The prisoners of war are forced into the awful task of digging up the bodies of the dead in Dresden after it is bombed and this resulted in one man dying because he cannot stand the smell. This scene is an example of physiological and psychological violence that can be a cause for trauma to occur.
‘You know we’ve had to imagine the war here, and we have imagined that it was being fought by aging men like ourselves. We had forgotten that wars were fought by babies. When I saw those freshly shaved faces, it was a shock “My God, my God—” I said to myself. “It’s the Children’s Crusade.’

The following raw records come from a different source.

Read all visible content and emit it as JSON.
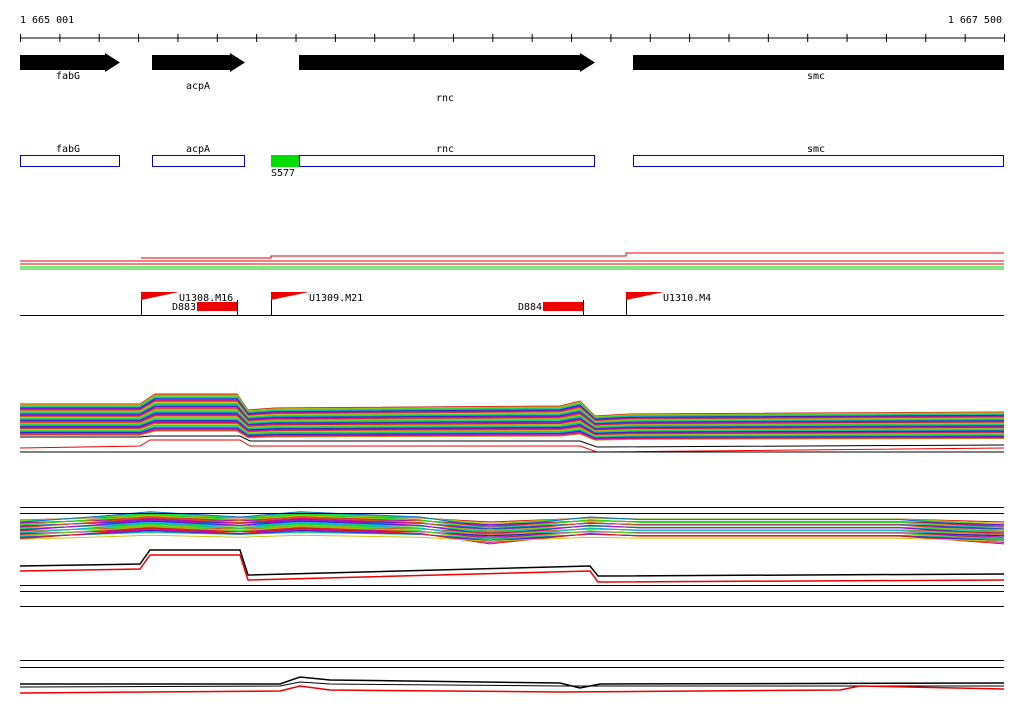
{
  "ruler": {
    "start": "1 665 001",
    "end": "1 667 500"
  },
  "gene_track": [
    "fabG",
    "acpA",
    "rnc",
    "smc"
  ],
  "cds_track": [
    "fabG",
    "acpA",
    "rnc",
    "smc"
  ],
  "features": {
    "site": "S577"
  },
  "transcripts": {
    "promoters": [
      "U1308.M16",
      "U1309.M21",
      "U1310.M4"
    ],
    "terminators": [
      "D883",
      "D884"
    ]
  }
}
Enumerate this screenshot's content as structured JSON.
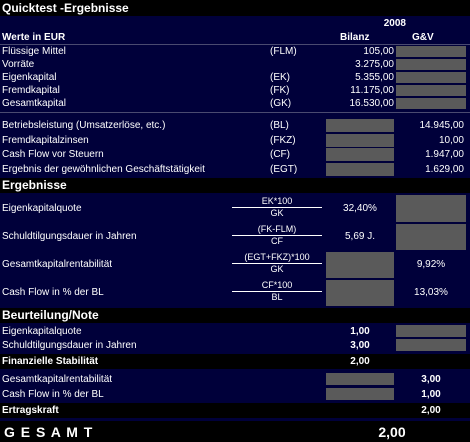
{
  "title": "Quicktest -Ergebnisse",
  "year": "2008",
  "columns": {
    "values_label": "Werte in EUR",
    "bilanz": "Bilanz",
    "gv": "G&V"
  },
  "bilanz_rows": [
    {
      "label": "Flüssige Mittel",
      "abbr": "(FLM)",
      "value": "105,00"
    },
    {
      "label": "Vorräte",
      "abbr": "",
      "value": "3.275,00"
    },
    {
      "label": "Eigenkapital",
      "abbr": "(EK)",
      "value": "5.355,00"
    },
    {
      "label": "Fremdkapital",
      "abbr": "(FK)",
      "value": "11.175,00"
    },
    {
      "label": "Gesamtkapital",
      "abbr": "(GK)",
      "value": "16.530,00"
    }
  ],
  "gv_rows": [
    {
      "label": "Betriebsleistung (Umsatzerlöse, etc.)",
      "abbr": "(BL)",
      "value": "14.945,00"
    },
    {
      "label": "Fremdkapitalzinsen",
      "abbr": "(FKZ)",
      "value": "10,00"
    },
    {
      "label": "Cash Flow vor Steuern",
      "abbr": "(CF)",
      "value": "1.947,00"
    },
    {
      "label": "Ergebnis der gewöhnlichen Geschäftstätigkeit",
      "abbr": "(EGT)",
      "value": "1.629,00"
    }
  ],
  "ergebnisse": {
    "title": "Ergebnisse",
    "rows": [
      {
        "label": "Eigenkapitalquote",
        "num": "EK*100",
        "den": "GK",
        "bilanz": "32,40%",
        "gv": ""
      },
      {
        "label": "Schuldtilgungsdauer in Jahren",
        "num": "(FK-FLM)",
        "den": "CF",
        "bilanz": "5,69 J.",
        "gv": ""
      },
      {
        "label": "Gesamtkapitalrentabilität",
        "num": "(EGT+FKZ)*100",
        "den": "GK",
        "bilanz": "",
        "gv": "9,92%"
      },
      {
        "label": "Cash Flow in % der BL",
        "num": "CF*100",
        "den": "BL",
        "bilanz": "",
        "gv": "13,03%"
      }
    ]
  },
  "beurteilung": {
    "title": "Beurteilung/Note",
    "rows": [
      {
        "label": "Eigenkapitalquote",
        "bilanz": "1,00",
        "gv": ""
      },
      {
        "label": "Schuldtilgungsdauer in Jahren",
        "bilanz": "3,00",
        "gv": ""
      }
    ],
    "stabilitaet": {
      "label": "Finanzielle Stabilität",
      "value": "2,00"
    },
    "rows2": [
      {
        "label": "Gesamtkapitalrentabilität",
        "bilanz": "",
        "gv": "3,00"
      },
      {
        "label": "Cash Flow in % der BL",
        "bilanz": "",
        "gv": "1,00"
      }
    ],
    "ertragskraft": {
      "label": "Ertragskraft",
      "value": "2,00"
    }
  },
  "gesamt": {
    "label": "G E S A M T",
    "value": "2,00"
  },
  "colors": {
    "background": "#00003a",
    "header": "#000000",
    "gray_cell": "#5a5a5a",
    "text": "#ffffff"
  }
}
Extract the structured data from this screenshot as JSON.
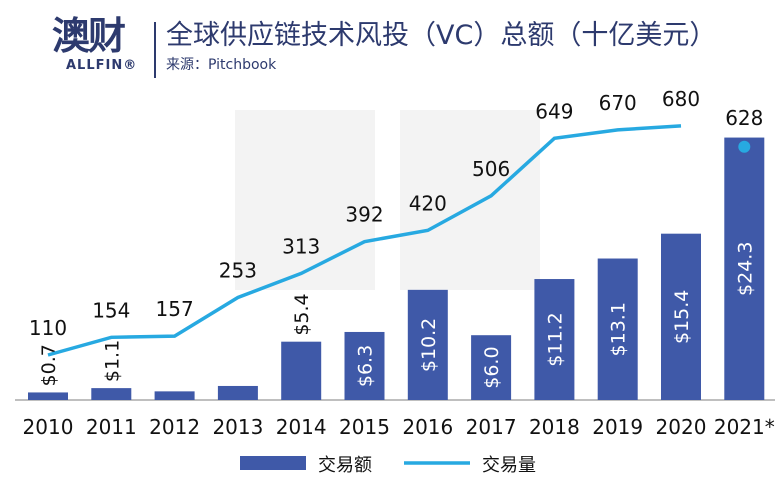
{
  "header": {
    "logo_cn": "澳财",
    "logo_en": "ALLFIN®",
    "title": "全球供应链技术风投（VC）总额（十亿美元）",
    "source": "来源：Pitchbook"
  },
  "colors": {
    "bar": "#3f59a8",
    "line": "#27a9e1",
    "brand": "#2d3a6e"
  },
  "chart_data": {
    "type": "bar+line",
    "categories": [
      "2010",
      "2011",
      "2012",
      "2013",
      "2014",
      "2015",
      "2016",
      "2017",
      "2018",
      "2019",
      "2020",
      "2021*"
    ],
    "series": [
      {
        "name": "交易额",
        "type": "bar",
        "values": [
          0.7,
          1.1,
          0.8,
          1.3,
          5.4,
          6.3,
          10.2,
          6.0,
          11.2,
          13.1,
          15.4,
          24.3
        ],
        "labels": [
          "$0.7",
          "$1.1",
          "",
          "",
          "$5.4",
          "$6.3",
          "$10.2",
          "$6.0",
          "$11.2",
          "$13.1",
          "$15.4",
          "$24.3"
        ]
      },
      {
        "name": "交易量",
        "type": "line",
        "values": [
          110,
          154,
          157,
          253,
          313,
          392,
          420,
          506,
          649,
          670,
          680,
          628
        ],
        "labels": [
          "110",
          "154",
          "157",
          "253",
          "313",
          "392",
          "420",
          "506",
          "649",
          "670",
          "680",
          "628"
        ]
      }
    ],
    "legend": "bottom",
    "grid": false
  }
}
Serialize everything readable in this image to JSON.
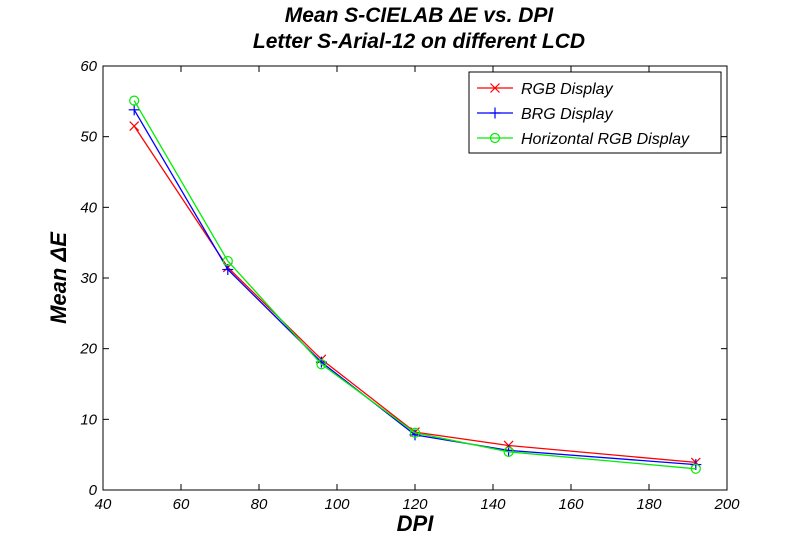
{
  "chart_data": {
    "type": "line",
    "title": "Mean S-CIELAB ΔE vs. DPI",
    "subtitle": "Letter S-Arial-12 on different LCD",
    "xlabel": "DPI",
    "ylabel": "Mean ΔE",
    "xlim": [
      40,
      200
    ],
    "ylim": [
      0,
      60
    ],
    "xticks": [
      40,
      60,
      80,
      100,
      120,
      140,
      160,
      180,
      200
    ],
    "yticks": [
      0,
      10,
      20,
      30,
      40,
      50,
      60
    ],
    "grid": false,
    "legend_position": "top-right",
    "x": [
      48,
      72,
      96,
      120,
      144,
      192
    ],
    "series": [
      {
        "name": "RGB Display",
        "color": "#ff0000",
        "marker": "x",
        "values": [
          51.5,
          31.5,
          18.5,
          8.2,
          6.3,
          3.9
        ]
      },
      {
        "name": "BRG Display",
        "color": "#0000ff",
        "marker": "+",
        "values": [
          53.8,
          31.2,
          18.1,
          7.8,
          5.6,
          3.6
        ]
      },
      {
        "name": "Horizontal RGB Display",
        "color": "#00ee00",
        "marker": "o",
        "values": [
          55.1,
          32.4,
          17.8,
          8.1,
          5.4,
          3.0
        ]
      }
    ]
  }
}
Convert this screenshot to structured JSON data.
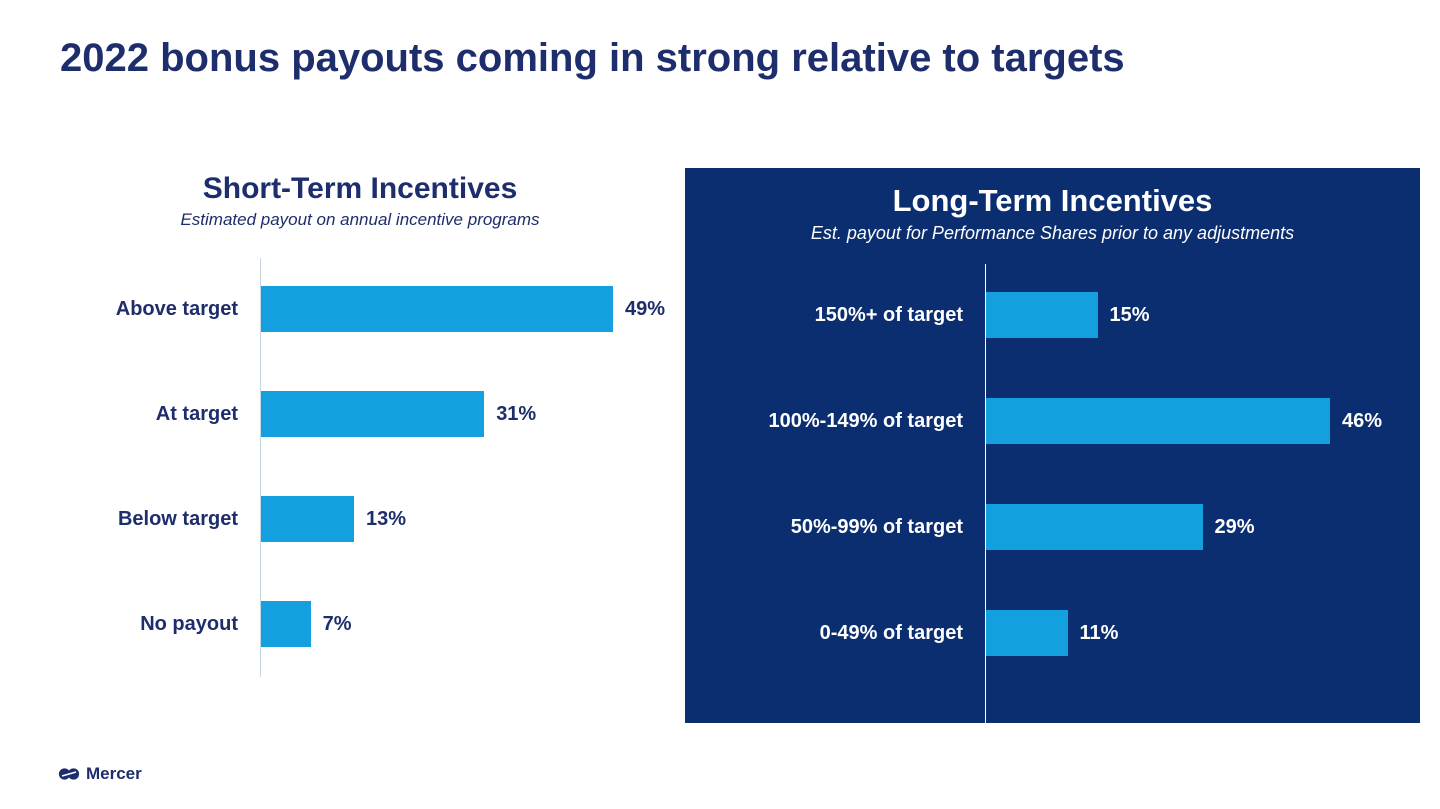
{
  "slide": {
    "title": "2022 bonus payouts coming in strong relative to targets",
    "brand": {
      "name": "Mercer"
    }
  },
  "colors": {
    "navy_text": "#1e2d6b",
    "panel_navy": "#0b2e70",
    "bar_blue": "#14a0de",
    "axis_light": "#c7d4e2",
    "axis_white": "#ffffff"
  },
  "chart_data": [
    {
      "type": "bar",
      "orientation": "horizontal",
      "title": "Short-Term Incentives",
      "subtitle": "Estimated payout on annual incentive programs",
      "categories": [
        "Above target",
        "At target",
        "Below target",
        "No payout"
      ],
      "values": [
        49,
        31,
        13,
        7
      ],
      "value_labels": [
        "49%",
        "31%",
        "13%",
        "7%"
      ],
      "xlim": [
        0,
        56
      ],
      "grid": false,
      "legend": false
    },
    {
      "type": "bar",
      "orientation": "horizontal",
      "title": "Long-Term Incentives",
      "subtitle": "Est. payout for Performance Shares prior to any adjustments",
      "categories": [
        "150%+ of target",
        "100%-149% of target",
        "50%-99% of target",
        "0-49% of target"
      ],
      "values": [
        15,
        46,
        29,
        11
      ],
      "value_labels": [
        "15%",
        "46%",
        "29%",
        "11%"
      ],
      "xlim": [
        0,
        58
      ],
      "grid": false,
      "legend": false
    }
  ]
}
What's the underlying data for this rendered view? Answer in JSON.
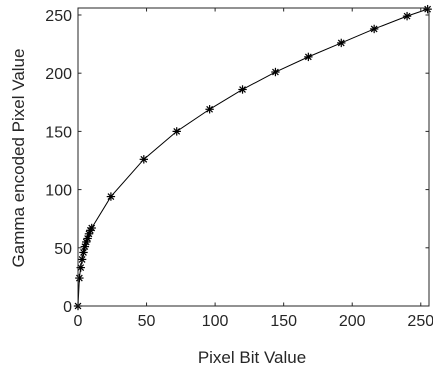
{
  "chart_data": {
    "type": "line",
    "title": "",
    "xlabel": "Pixel Bit Value",
    "ylabel": "Gamma encoded Pixel Value",
    "xlim": [
      0,
      256
    ],
    "ylim": [
      0,
      256
    ],
    "xticks": [
      "0",
      "50",
      "100",
      "150",
      "200",
      "250"
    ],
    "yticks": [
      "0",
      "50",
      "100",
      "150",
      "200",
      "250"
    ],
    "grid": false,
    "box": true,
    "series": [
      {
        "marker": "asterisk",
        "color": "#000000",
        "x": [
          0,
          1,
          2,
          3,
          4,
          5,
          6,
          7,
          8,
          9,
          10,
          24,
          48,
          72,
          96,
          120,
          144,
          168,
          192,
          216,
          240,
          255
        ],
        "y": [
          0,
          24,
          33,
          40,
          46,
          51,
          55,
          58,
          62,
          65,
          67,
          94,
          126,
          150,
          169,
          186,
          201,
          214,
          226,
          238,
          249,
          255
        ]
      }
    ]
  }
}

In chapter one of the novel, the author overtly describes his sentiment about war. It is a fact that most men that were drafted for war were teenagers or young adults who were put into battle unprepared and naïve. And the story goes further by showing the consequences of war to the soldiers and their families: When Billy and Weary were captured by the Germans; instead of focusing on the victory, he focused on the aftereffects of this victory. Another instance was during the Lion’s Club meeting. The Marine thinks of war as glorious and heroic and that Billy should be proud that his son was in the Green Berets however Billy thought otherwise. It was not the sense or victory and heroicness that overcame him as he remembers the war but the hurt, the trauma, and the killings were the one that stuck to his mind until he aged. The same feeling occurred during the plane crash when he seemed to think he has been injured in battle after the plane crash and whispers the address where he lived in Germany to those who rescued him.
Vonnegut used violence to send the message across the readers. Buy putting a fictional character in the story, the circumstances became more personal and real for the reader rather that reading about the war and what happened during the war in a global and factual perspective. With this latter technique, people would say, “Hey, if it doesn’t happen close to home, I wouldn’t worry.” But by this technique, he was putting across a message but not being too authoritative and forceful about it.
Vonnegut, Kurt. Slaughterhouse-Five. United States: Delacorte Press, 1969.